(NEXSTAR) – A popular camping spot in Grand Canyon National Park has been renamed, making it just the latest federally-managed space to undergo rebranding. It isn’t the last, either.
After a unanimous vote by the U.S. Board of Geographic Names earlier this month, the Indian Garden campground has been renamed Havasupai Gardens. The vote came after the Havasupai Tribe formally requested the National Park Service change the campground’s name.
The area, originally called Ha’a Gyoh, is along the present-day Bright Angel Trail and is a common stop for day hikers and backpackers in the backcountry of the Grand Canyon. In the 1920s, the National Park Service instituted policies forcing the Havasupai people from Ha’a Gyoh, where they had been “since time immemorial,” according to park Superintendent Ed Keable.
The last of the Havasupai Tribe to leave was Captain Burro, who was forcibly removed, according to NPS. Despite their eviction, members of the tribe continued to live and work in the national park.
There was one native man park employees reported seeing walking up and down the canyon walls to the present-day Havasupai Garden.

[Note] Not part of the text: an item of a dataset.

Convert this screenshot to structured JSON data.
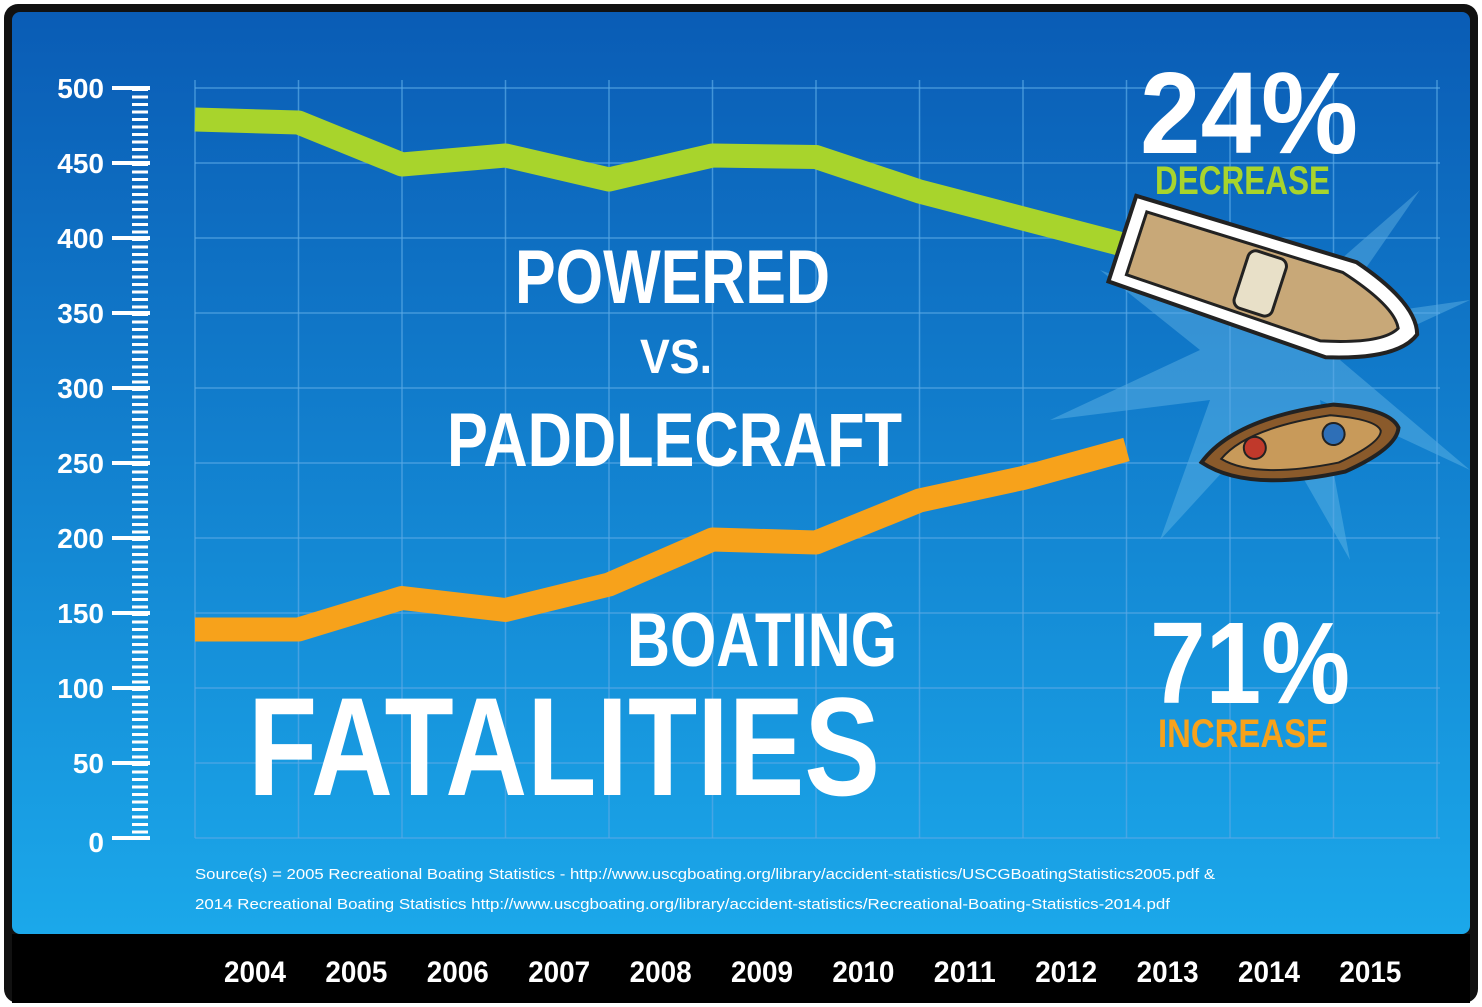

They called him Billy Burro, according to Ophelia Watahomigie-Corliss, a member of the Havasupai Tribe and former Council member. Thousands of visitors now follow in his footsteps every year — much of Bright Angel Trail is Billy Burro’s route.
“Every year, approximately 100,000 people visit the area while hiking the Bright Angel Trail, largely unaware of this history,” said Chairman Thomas Siyuja, Sr. “The renaming of this sacred place to Havasupai Gardens will finally right that wrong.”

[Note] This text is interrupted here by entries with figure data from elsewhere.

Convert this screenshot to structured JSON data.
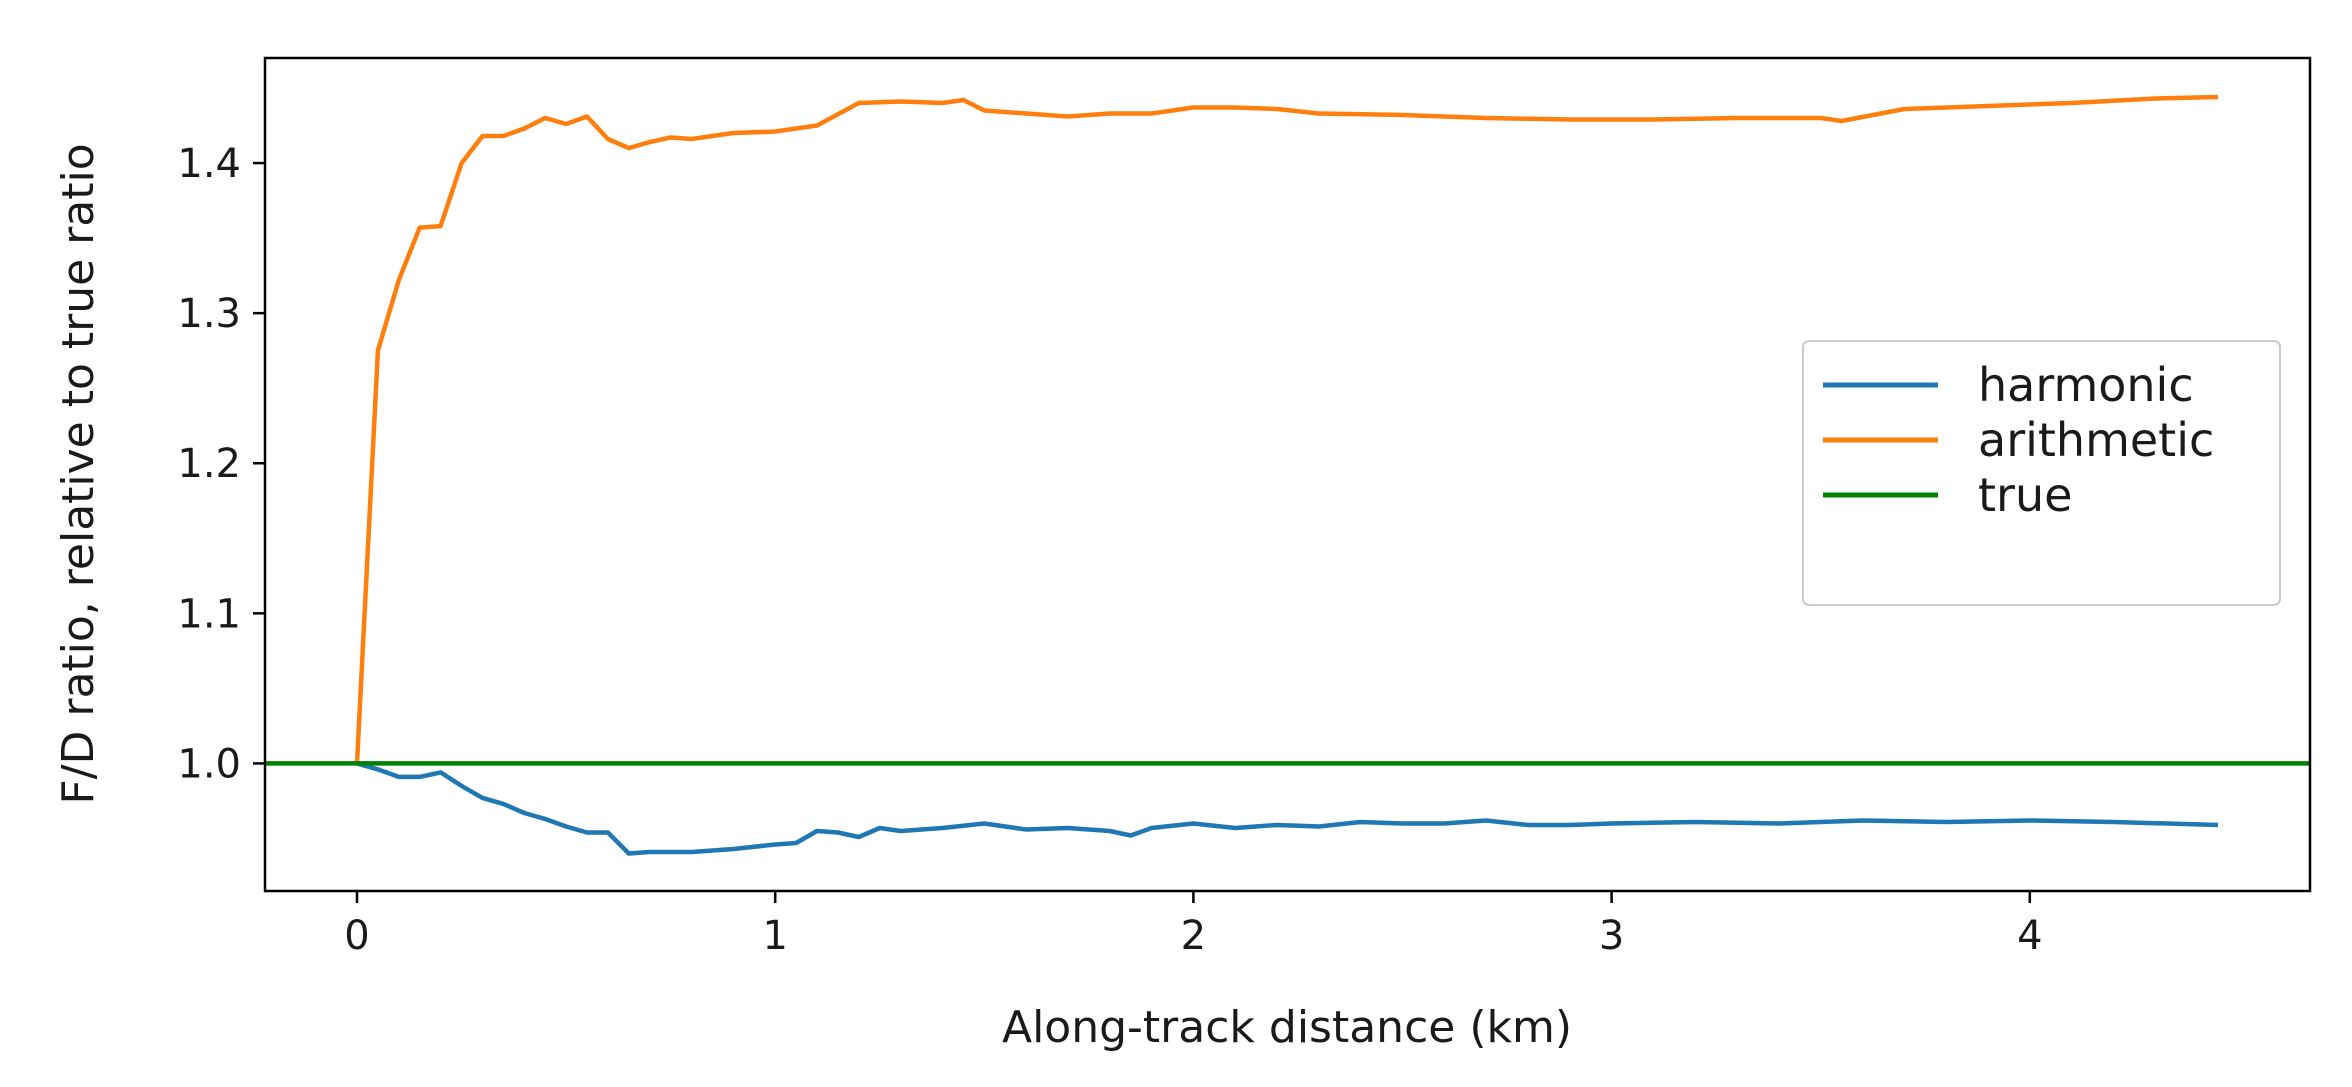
{
  "chart_data": {
    "type": "line",
    "title": "",
    "xlabel": "Along-track distance (km)",
    "ylabel": "F/D ratio, relative to true ratio",
    "xlim": [
      -0.22,
      4.67
    ],
    "ylim": [
      0.915,
      1.47
    ],
    "xticks": [
      0,
      1,
      2,
      3,
      4
    ],
    "yticks": [
      1.0,
      1.1,
      1.2,
      1.3,
      1.4
    ],
    "xtick_labels": [
      "0",
      "1",
      "2",
      "3",
      "4"
    ],
    "ytick_labels": [
      "1.0",
      "1.1",
      "1.2",
      "1.3",
      "1.4"
    ],
    "grid": false,
    "legend": {
      "position": "center-right",
      "entries": [
        "harmonic",
        "arithmetic",
        "true"
      ]
    },
    "series": [
      {
        "name": "harmonic",
        "color": "#1f77b4",
        "x": [
          0,
          0.05,
          0.1,
          0.15,
          0.2,
          0.25,
          0.3,
          0.35,
          0.4,
          0.45,
          0.5,
          0.55,
          0.6,
          0.65,
          0.7,
          0.8,
          0.9,
          1.0,
          1.05,
          1.1,
          1.15,
          1.2,
          1.25,
          1.3,
          1.4,
          1.5,
          1.6,
          1.7,
          1.8,
          1.85,
          1.9,
          2.0,
          2.1,
          2.2,
          2.3,
          2.4,
          2.5,
          2.6,
          2.7,
          2.8,
          2.9,
          3.0,
          3.2,
          3.4,
          3.6,
          3.8,
          4.0,
          4.2,
          4.45
        ],
        "y": [
          1.0,
          0.996,
          0.991,
          0.991,
          0.994,
          0.985,
          0.977,
          0.973,
          0.967,
          0.963,
          0.958,
          0.954,
          0.954,
          0.94,
          0.941,
          0.941,
          0.943,
          0.946,
          0.947,
          0.955,
          0.954,
          0.951,
          0.957,
          0.955,
          0.957,
          0.96,
          0.956,
          0.957,
          0.955,
          0.952,
          0.957,
          0.96,
          0.957,
          0.959,
          0.958,
          0.961,
          0.96,
          0.96,
          0.962,
          0.959,
          0.959,
          0.96,
          0.961,
          0.96,
          0.962,
          0.961,
          0.962,
          0.961,
          0.959
        ]
      },
      {
        "name": "arithmetic",
        "color": "#ff7f0e",
        "x": [
          0,
          0.05,
          0.1,
          0.15,
          0.2,
          0.25,
          0.3,
          0.35,
          0.4,
          0.45,
          0.5,
          0.55,
          0.6,
          0.65,
          0.7,
          0.75,
          0.8,
          0.9,
          1.0,
          1.1,
          1.2,
          1.3,
          1.4,
          1.45,
          1.5,
          1.6,
          1.7,
          1.8,
          1.9,
          2.0,
          2.1,
          2.2,
          2.3,
          2.5,
          2.7,
          2.9,
          3.1,
          3.3,
          3.5,
          3.55,
          3.7,
          3.9,
          4.1,
          4.3,
          4.45
        ],
        "y": [
          1.0,
          1.275,
          1.322,
          1.357,
          1.358,
          1.4,
          1.418,
          1.418,
          1.423,
          1.43,
          1.426,
          1.431,
          1.416,
          1.41,
          1.414,
          1.417,
          1.416,
          1.42,
          1.421,
          1.425,
          1.44,
          1.441,
          1.44,
          1.442,
          1.435,
          1.433,
          1.431,
          1.433,
          1.433,
          1.437,
          1.437,
          1.436,
          1.433,
          1.432,
          1.43,
          1.429,
          1.429,
          1.43,
          1.43,
          1.428,
          1.436,
          1.438,
          1.44,
          1.443,
          1.444
        ]
      },
      {
        "name": "true",
        "color": "#008000",
        "x": [
          -0.22,
          4.67
        ],
        "y": [
          1.0,
          1.0
        ]
      }
    ]
  }
}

Efforts to update signs, websites and other material to match Havasupai Garden’s renaming are already underway, and a rededication ceremony is slated for next spring.
A mountain in Yellowstone National Park was renamed earlier this year to remove the name of an explorer, Gustavus Doane, who led an attack on a band of Piegan Blackfeet. Known as the Marias Massacre of 1870, the attack left at least 173 American Indians dead, including women, children suffering from smallpox, and elderly Tribal members. In June, NPS announced Mount Doane would be renamed to First Peoples Mountain.

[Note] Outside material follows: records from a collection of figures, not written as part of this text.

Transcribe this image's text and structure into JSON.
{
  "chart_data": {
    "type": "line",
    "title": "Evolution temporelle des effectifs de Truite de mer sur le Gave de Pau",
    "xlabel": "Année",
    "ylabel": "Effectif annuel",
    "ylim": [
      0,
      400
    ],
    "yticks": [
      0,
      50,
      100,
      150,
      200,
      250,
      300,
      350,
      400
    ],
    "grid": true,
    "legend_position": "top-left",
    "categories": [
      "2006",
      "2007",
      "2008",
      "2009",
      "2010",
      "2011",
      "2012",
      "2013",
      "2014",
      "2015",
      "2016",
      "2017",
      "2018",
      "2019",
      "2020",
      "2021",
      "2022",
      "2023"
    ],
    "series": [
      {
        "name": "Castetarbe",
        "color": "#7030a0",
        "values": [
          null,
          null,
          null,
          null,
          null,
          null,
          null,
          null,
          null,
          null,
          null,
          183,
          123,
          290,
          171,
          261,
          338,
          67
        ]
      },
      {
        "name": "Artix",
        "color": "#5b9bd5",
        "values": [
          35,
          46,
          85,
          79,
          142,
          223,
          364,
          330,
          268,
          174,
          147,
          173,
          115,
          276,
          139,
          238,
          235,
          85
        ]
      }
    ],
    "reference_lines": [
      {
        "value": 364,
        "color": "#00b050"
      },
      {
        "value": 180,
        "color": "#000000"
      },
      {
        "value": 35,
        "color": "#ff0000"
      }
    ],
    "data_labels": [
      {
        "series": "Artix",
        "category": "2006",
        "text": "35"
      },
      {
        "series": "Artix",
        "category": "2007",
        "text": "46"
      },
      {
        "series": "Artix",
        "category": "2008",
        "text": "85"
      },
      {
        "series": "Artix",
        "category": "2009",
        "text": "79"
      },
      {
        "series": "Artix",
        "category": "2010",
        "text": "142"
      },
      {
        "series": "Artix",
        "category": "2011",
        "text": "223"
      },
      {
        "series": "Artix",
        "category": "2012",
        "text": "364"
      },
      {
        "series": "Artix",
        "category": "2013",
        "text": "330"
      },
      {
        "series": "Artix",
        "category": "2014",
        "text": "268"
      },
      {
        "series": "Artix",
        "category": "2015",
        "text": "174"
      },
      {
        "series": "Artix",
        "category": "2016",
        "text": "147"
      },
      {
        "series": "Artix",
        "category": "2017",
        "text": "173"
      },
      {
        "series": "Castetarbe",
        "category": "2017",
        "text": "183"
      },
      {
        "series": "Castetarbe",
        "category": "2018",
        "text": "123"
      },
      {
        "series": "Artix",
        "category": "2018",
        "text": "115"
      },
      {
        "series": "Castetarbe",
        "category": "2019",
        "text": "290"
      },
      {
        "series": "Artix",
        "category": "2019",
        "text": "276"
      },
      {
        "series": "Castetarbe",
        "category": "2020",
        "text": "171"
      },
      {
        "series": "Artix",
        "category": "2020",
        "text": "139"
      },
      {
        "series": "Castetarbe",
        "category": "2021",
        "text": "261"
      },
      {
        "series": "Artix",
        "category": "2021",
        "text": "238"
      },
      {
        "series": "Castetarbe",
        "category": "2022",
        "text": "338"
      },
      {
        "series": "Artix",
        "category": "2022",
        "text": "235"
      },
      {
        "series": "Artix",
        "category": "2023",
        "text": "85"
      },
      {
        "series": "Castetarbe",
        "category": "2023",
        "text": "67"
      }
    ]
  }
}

There are more than 600 other geographic features in the U.S. that have or will soon undergo a name change as part of the Department of Interior’s efforts to remove the term “squaw” from federal lands.
Even more places could be renamed soon. The Interior Department recently announced the Advisory Committee on Reconciliation in Place Names will hold its inaugural public meeting on December 7 and 8. The Committee is responsible for finding federal land units and geographic features with names that may be considered derogatory and creating potential replacement names.
There are 17 members on the Advisory Committee, which represents Tribes and Tribal organizations, Native Hawaiian Organizations, “and members of the public with expertise in civil rights, history, geography, and anthropology,” according to the Department of the Interior.
Anyone can submit a new name or name change for a geographic feature with the Board on Geographic Names.